Key Components and Functions

Deterministic Seed Generation

def get_deterministic_seed(seed_str):
    return int(hashlib.md5(seed_str.encode('utf-8')).hexdigest(), 16) & 0xffffffff

Converts a string seed (seed_str) into a deterministic integer seed using MD5 hashing. This ensures reproducibility by generating the same seed from the same input string.

Logger Setup

def setup_logger(results_dir):
    logger = logging.getLogger('simulation_logger')
    logger.setLevel(logging.INFO)
    
    # Create a file handler
    log_file = os.path.join(results_dir, "console_outputs.txt")
    fh = logging.FileHandler(log_file)
    fh.setLevel(logging.INFO)
    
    # Create a formatter and set it for the handler
    formatter = logging.Formatter('%(asctime)s - %(levelname)s - %(message)s', 
                                  datefmt='%Y-%m-%d %H:%M:%S')
    fh.setFormatter(formatter)
    
    # Add the handler to the logger
    logger.addHandler(fh)
    
    return logger

Purpose: Configures a logger to capture and store console outputs into a text file within the results_dir.

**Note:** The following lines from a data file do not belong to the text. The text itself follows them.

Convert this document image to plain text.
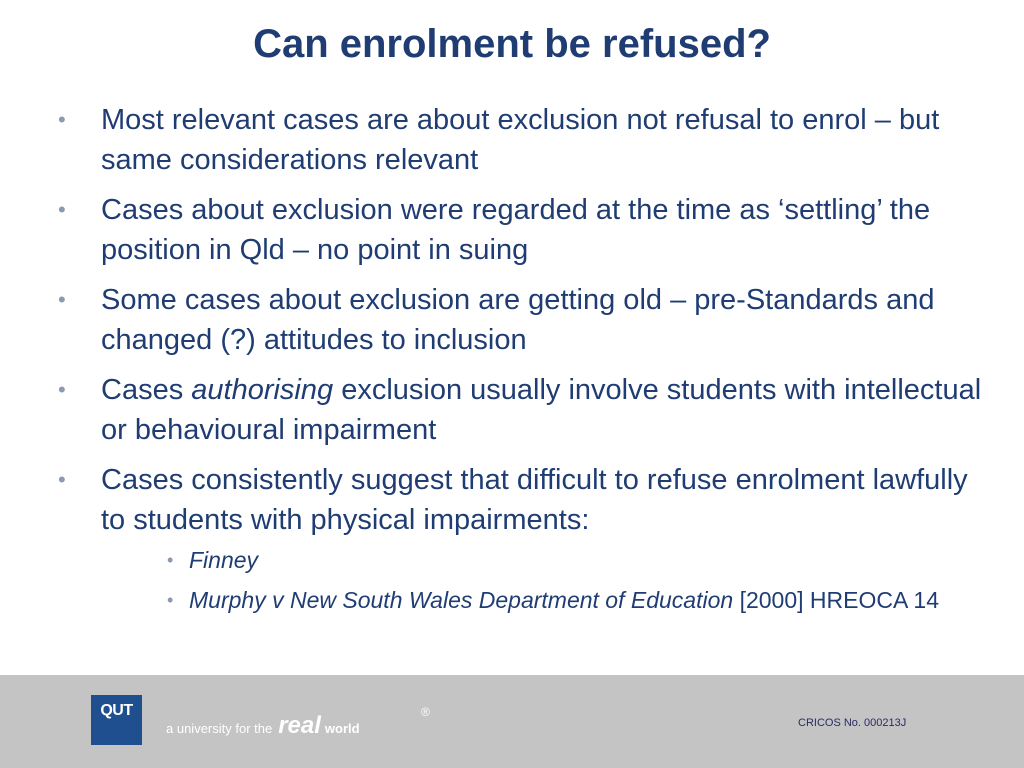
Can enrolment be refused?
• Most relevant cases are about exclusion not refusal to enrol – but same considerations relevant
• Cases about exclusion were regarded at the time as ‘settling’ the position in Qld – no point in suing
• Some cases about exclusion are getting old – pre-Standards and changed (?) attitudes to inclusion
• Cases authorising exclusion usually involve students with intellectual or behavioural impairment
• Cases consistently suggest that difficult to refuse enrolment lawfully to students with physical impairments:
• Finney
• Murphy v New South Wales Department of Education [2000] HREOCA 14
QUT
a university for the real world
®
CRICOS No. 000213J
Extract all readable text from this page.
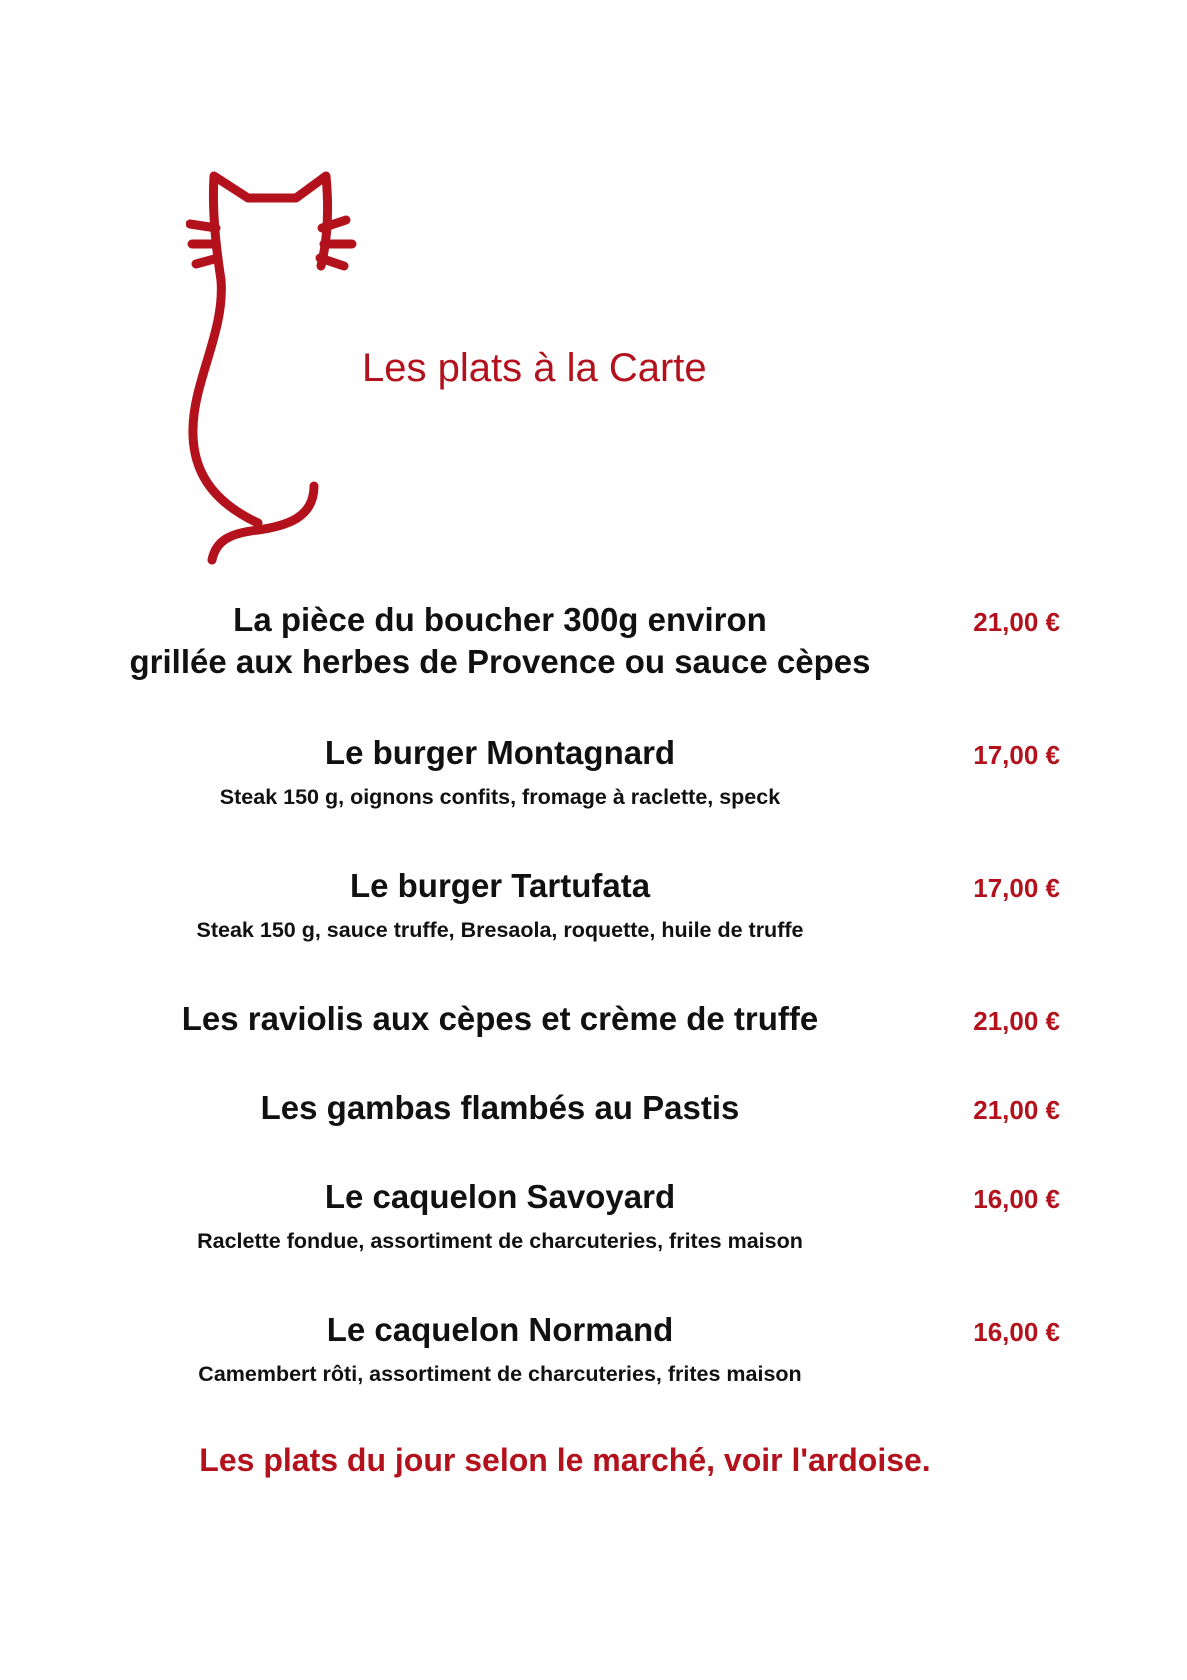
Les plats à la Carte
La pièce du boucher 300g environ
grillée aux herbes de Provence ou sauce cèpes
21,00 €
Le burger Montagnard
Steak 150 g, oignons confits, fromage à raclette, speck
17,00 €
Le burger Tartufata
Steak 150 g, sauce truffe, Bresaola, roquette, huile de truffe
17,00 €
Les raviolis aux cèpes et crème de truffe	21,00 €
Les gambas flambés au Pastis	21,00 €
Le caquelon Savoyard
Raclette fondue, assortiment de charcuteries, frites maison
16,00 €
Le caquelon Normand
Camembert rôti, assortiment de charcuteries, frites maison
16,00 €
Les plats du jour selon le marché, voir l'ardoise.
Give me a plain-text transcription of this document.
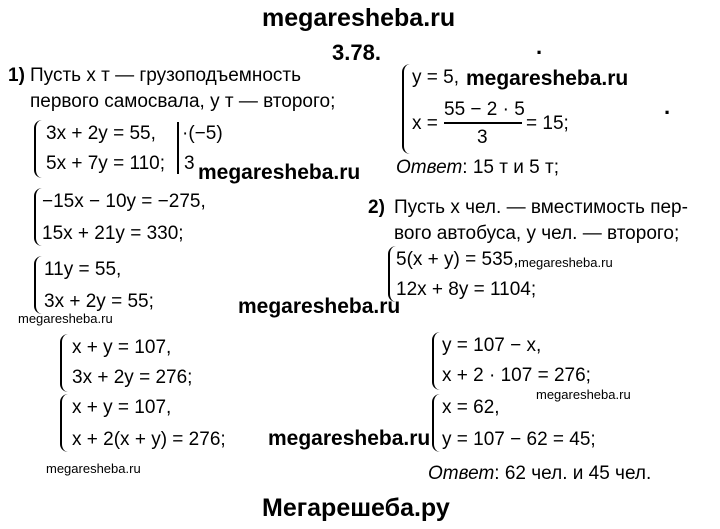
megaresheba.ru
3.78.	.
.
1) Пусть x т — грузоподъемность
первого самосвала, y т — второго;
3x + 2y = 55,
5x + 7y = 110;
·(−5)
3
−15x − 10y = −275,
15x + 21y = 330;
11y = 55,
3x + 2y = 55;
x + y = 107,
3x + 2y = 276;
x + y = 107,
x + 2(x + y) = 276;
y = 5,
x =
55 − 2 · 5
3
= 15;
Ответ: 15 т и 5 т;
2) Пусть x чел. — вместимость пер-
вого автобуса, y чел. — второго;
5(x + y) = 535,
12x + 8y = 1104;
y = 107 − x,
x + 2 · 107 = 276;
x = 62,
y = 107 − 62 = 45;
Ответ: 62 чел. и 45 чел.
megaresheba.ru
megaresheba.ru
megaresheba.ru
megaresheba.ru
megaresheba.ru
megaresheba.ru
megaresheba.ru
megaresheba.ru
Мегарешеба.ру
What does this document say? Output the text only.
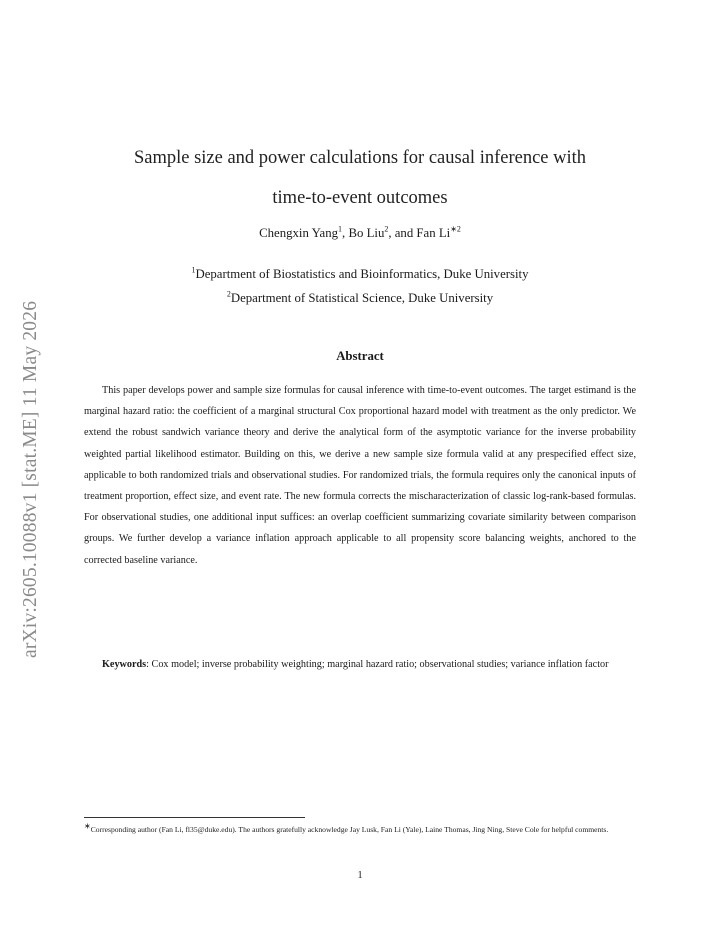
arXiv:2605.10088v1 [stat.ME] 11 May 2026
Sample size and power calculations for causal inference with
time-to-event outcomes
Chengxin Yang$^1$, Bo Liu$^2$, and Fan $Li^{∗2}$
$^1$Department of Biostatistics and Bioinformatics, Duke University
$^2$Department of Statistical Science, Duke University
Abstract

This paper develops power and sample size formulas for causal inference with time-to-event outcomes. The target estimand is the marginal hazard ratio: the coefficient of a marginal structural Cox proportional hazard model with treatment as the only predictor. We extend the robust sandwich variance theory and derive the analytical form of the asymptotic variance for the inverse probability weighted partial likelihood estimator. Building on this, we derive a new sample size formula valid at any prespecified effect size, applicable to both randomized trials and observational studies. For randomized trials, the formula requires only the canonical inputs of treatment proportion, effect size, and event rate. The new formula corrects the mischaracterization of classic log-rank-based formulas. For observational studies, one additional input suffices: an overlap coefficient summarizing covariate similarity between comparison groups. We further develop a variance inflation approach applicable to all propensity score balancing weights, anchored to the corrected baseline variance.

Keywords: Cox model; inverse probability weighting; marginal hazard ratio; observational studies; variance inflation factor

∗Corresponding author (Fan Li, fl35@duke.edu). The authors gratefully acknowledge Jay Lusk, Fan Li (Yale), Laine Thomas, Jing Ning, Steve Cole for helpful comments.

1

This ensures that all logs are timestamped and saved for future reference.

Main Execution Block

def main():
    # Define seed and timestamp
    SEED_STR = "Paganini"
    STR_TIME = datetime.datetime.now().strftime('%d-%m-%Y_%H-%M-%S')
    
    # Create a results directory based on seed and timestamp
    RESULTS_DIR = f"results/{SEED_STR}_{STR_TIME}"
    os.makedirs(RESULTS_DIR, exist_ok=True)
    
    # Set up the logger
    logger = setup_logger(RESULTS_DIR)
    logger.info("Simulation started.")
    
    # Define simulation parameters
    simulation_params = {
        'param1': 2.5,
        'param2': 0.5
    }
    logger.info(f"Simulation parameters: {simulation_params}")
    
    # Run the simulation
    results = run_simulation(
        seed_str=SEED_STR,
        param1=simulation_params['param1'],
        param2=simulation_params['param2'],
        results_dir=RESULTS_DIR,
        logger=logger
    )
    
    # Log final results
    logger.info(f"Simulation completed with results: {results}")
    logger.info("All outputs have been saved successfully.")
  1. Seed and Timestamp: Defines a seed string and generates a timestamp to uniquely identify the simulation run.
  2. Directory Creation: Creates a results directory named based on the seed and timestamp to store all outputs.

Conclusion

Effectively managing simulation experiments is crucial for deriving meaningful insights and ensuring the reliability of your results. This approach improves organization and reproducibility by systematically structuring results with seeds and timestamps, ensures thorough logging for debugging, allows easy scalability for more complex experiments, and enhances transparency by saving outputs in clear, structured formats.

Feel free to adapt and expand upon this template to suit the specific needs of your projects!